Growing up in this environment marked me in a significant way, my faith did not allow me to overlook and disregard the suffering of many people in Honduras. My faith in God and Jesus Christ, my belief in the Bible, where the essence of God’s teachings are the basic yet complex concept of loving one another inspire me.
In Honduras, we have learned to be thankful for every meal, opportunity and little luxury; my gratitude is to the Lord. God’s abundant grace is one of the main reasons I joined the YWCA, combined with the desire to help those in difficulty. Maybe this sounds naïve and it certainly has not happened the way I envisaged but it’s not easy trying to save the world.

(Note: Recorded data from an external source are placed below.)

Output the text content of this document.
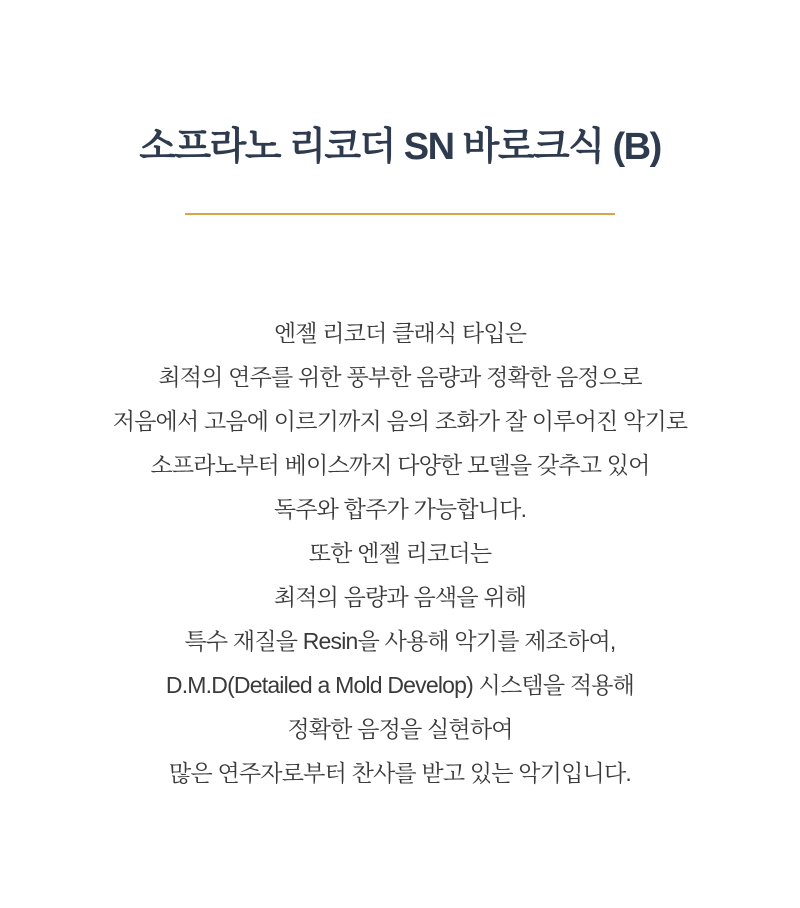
소프라노 리코더 SN 바로크식 (B)
엔젤 리코더 클래식 타입은
최적의 연주를 위한 풍부한 음량과 정확한 음정으로
저음에서 고음에 이르기까지 음의 조화가 잘 이루어진 악기로
소프라노부터 베이스까지 다양한 모델을 갖추고 있어
독주와 합주가 가능합니다.
또한 엔젤 리코더는
최적의 음량과 음색을 위해
특수 재질을 Resin을 사용해 악기를 제조하여,
D.M.D(Detailed a Mold Develop) 시스템을 적용해
정확한 음정을 실현하여
많은 연주자로부터 찬사를 받고 있는 악기입니다.
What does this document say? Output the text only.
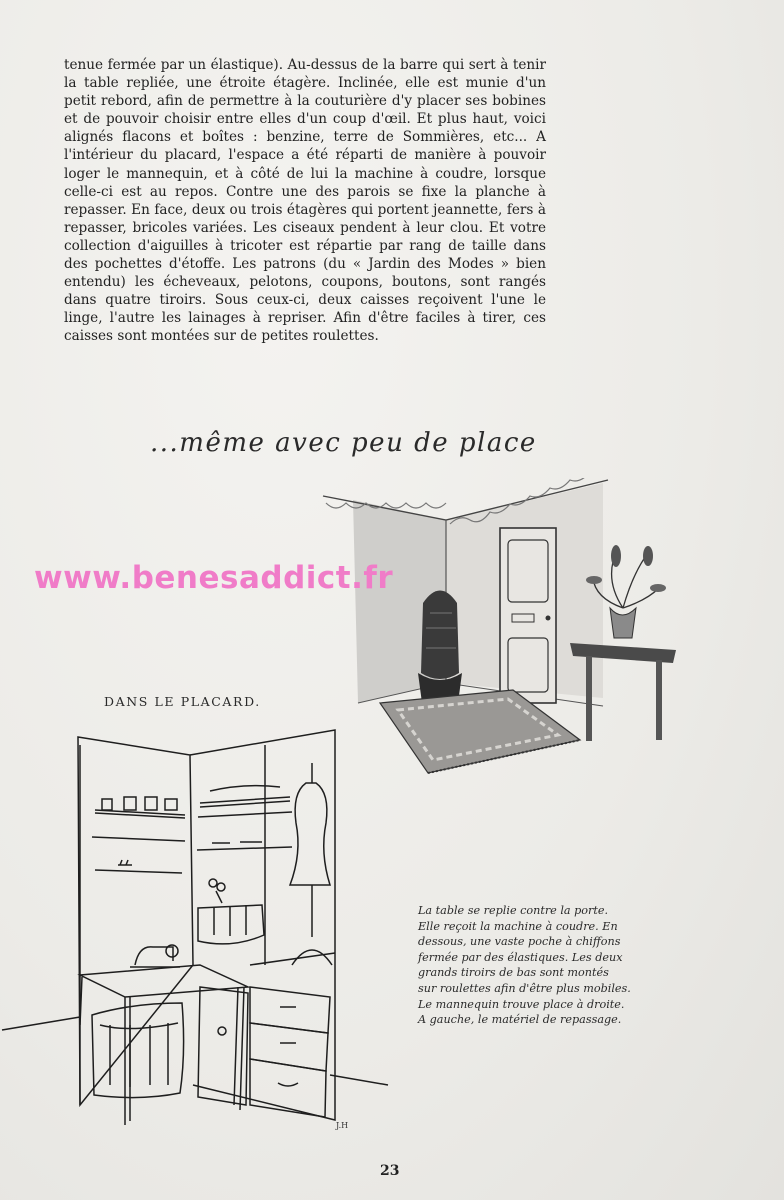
tenue fermée par un élastique). Au-dessus de la barre qui sert à tenir la table repliée, une étroite étagère. Inclinée, elle est munie d'un petit rebord, afin de permettre à la couturière d'y placer ses bobines et de pouvoir choisir entre elles d'un coup d'œil. Et plus haut, voici alignés flacons et boîtes : benzine, terre de Sommières, etc... A l'intérieur du placard, l'espace a été réparti de manière à pouvoir loger le mannequin, et à côté de lui la machine à coudre, lorsque celle-ci est au repos. Contre une des parois se fixe la planche à repasser. En face, deux ou trois étagères qui portent jeannette, fers à repasser, bricoles variées. Les ciseaux pendent à leur clou. Et votre collection d'aiguilles à tricoter est répartie par rang de taille dans des pochettes d'étoffe. Les patrons (du « Jardin des Modes » bien entendu) les écheveaux, pelotons, coupons, boutons, sont rangés dans quatre tiroirs. Sous ceux-ci, deux caisses reçoivent l'une le linge, l'autre les lainages à repriser. Afin d'être faciles à tirer, ces caisses sont montées sur de petites roulettes.

...même avec peu de place
www.benesaddict.fr
DANS LE PLACARD.
J.H
La table se replie contre la porte.
Elle reçoit la machine à coudre. En
dessous, une vaste poche à chiffons
fermée par des élastiques. Les deux
grands tiroirs de bas sont montés
sur roulettes afin d'être plus mobiles.
Le mannequin trouve place à droite.
A gauche, le matériel de repassage.
23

There has been a lot of debate in our national movement regarding the importance and credibility the Christian heritage of the YWCA. We have heard how donors back away from us for that reason, yet we know many others help us precisely because we are a Christian organisation. I believe the women who founded the YWCA movement left us with a legacy of empowerment and dignity. They fought fiercely for what they believed in and they created a name for our movement that has been respected and valued. I believe that we, the younger generation, should live up to that legacy and continue to bravely face the world with our big ‘C for Christian’ in the middle of our name. Some people will embrace us and others will reject us, but in the end what is important is that we continue working towards a world with justice, peace, love for our neighbours, forgiveness, kindness, freedom, inclusiveness and respect…after all these are the Christian values we embrace.
Gertrude Eugenia Davidson
Member of the YWCA of Ghana and AYNET (African YWCAs Network) board
As a young woman, my faith has been tried and tested and has stood the test of time. About four years ago, my mother became very ill and we tried everything medically possible to no avail. At that moment in my life, I remembered the verse in the Holy Bible that says whatever you ask in faith be sure to receive it. I based a prayer on this and she was healed.

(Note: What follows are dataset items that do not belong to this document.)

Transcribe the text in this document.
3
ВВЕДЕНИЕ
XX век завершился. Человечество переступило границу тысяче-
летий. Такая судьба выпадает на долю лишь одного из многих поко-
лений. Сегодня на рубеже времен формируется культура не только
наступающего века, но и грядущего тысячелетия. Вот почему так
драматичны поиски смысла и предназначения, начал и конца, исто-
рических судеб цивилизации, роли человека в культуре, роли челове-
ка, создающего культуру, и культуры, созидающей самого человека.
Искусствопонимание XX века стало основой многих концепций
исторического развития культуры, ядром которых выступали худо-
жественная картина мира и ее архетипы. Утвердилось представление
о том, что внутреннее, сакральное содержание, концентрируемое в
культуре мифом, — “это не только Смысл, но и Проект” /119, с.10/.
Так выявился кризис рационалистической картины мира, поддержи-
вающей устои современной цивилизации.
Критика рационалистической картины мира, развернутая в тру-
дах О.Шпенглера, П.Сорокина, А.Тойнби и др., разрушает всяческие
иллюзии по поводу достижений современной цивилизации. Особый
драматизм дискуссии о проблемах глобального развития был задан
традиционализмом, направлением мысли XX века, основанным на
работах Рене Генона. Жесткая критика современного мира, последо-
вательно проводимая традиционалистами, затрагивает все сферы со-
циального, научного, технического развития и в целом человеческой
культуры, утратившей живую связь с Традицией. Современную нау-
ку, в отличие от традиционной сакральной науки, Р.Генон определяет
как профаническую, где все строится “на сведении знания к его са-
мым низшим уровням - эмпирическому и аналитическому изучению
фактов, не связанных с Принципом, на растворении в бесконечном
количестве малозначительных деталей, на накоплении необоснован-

There have been times where circumstances in my life prompted me to ask myself if the faith I profess is worth it. There have also been times I considered quitting but this faith would never allow me. Faith, like love, is deeply rooted wherever it takes a stand. It does the unimaginable. I don’t know about the kind of faith others profess but my faith orders my steps so it always makes me aware that my conscience has a conscience. It is the faith built on an unshakable rock that is Jesus Christ.
I think that being a Christian organisation has made the YWCA a force to reckon with in this era. Christianity has never held anyone back and from the inception of the YWCA one can proclaim the founding mothers couldn’t have settled for a better religion. This is evident that so many years down the line the Christ factor is what has kept the YWCA running. The truth is that because of the common faith we profess as Christians we have been able to stay together through tough times.
As a young woman, I can say that if it were not for the YWCA, many young women would not have really understood what practicing Christianity means. The YWCA has opened my eyes to the testimony of other women whose faith in Christ has brought them far in life. As a young woman, I couldn’t have asked for a better faith or a better organisation.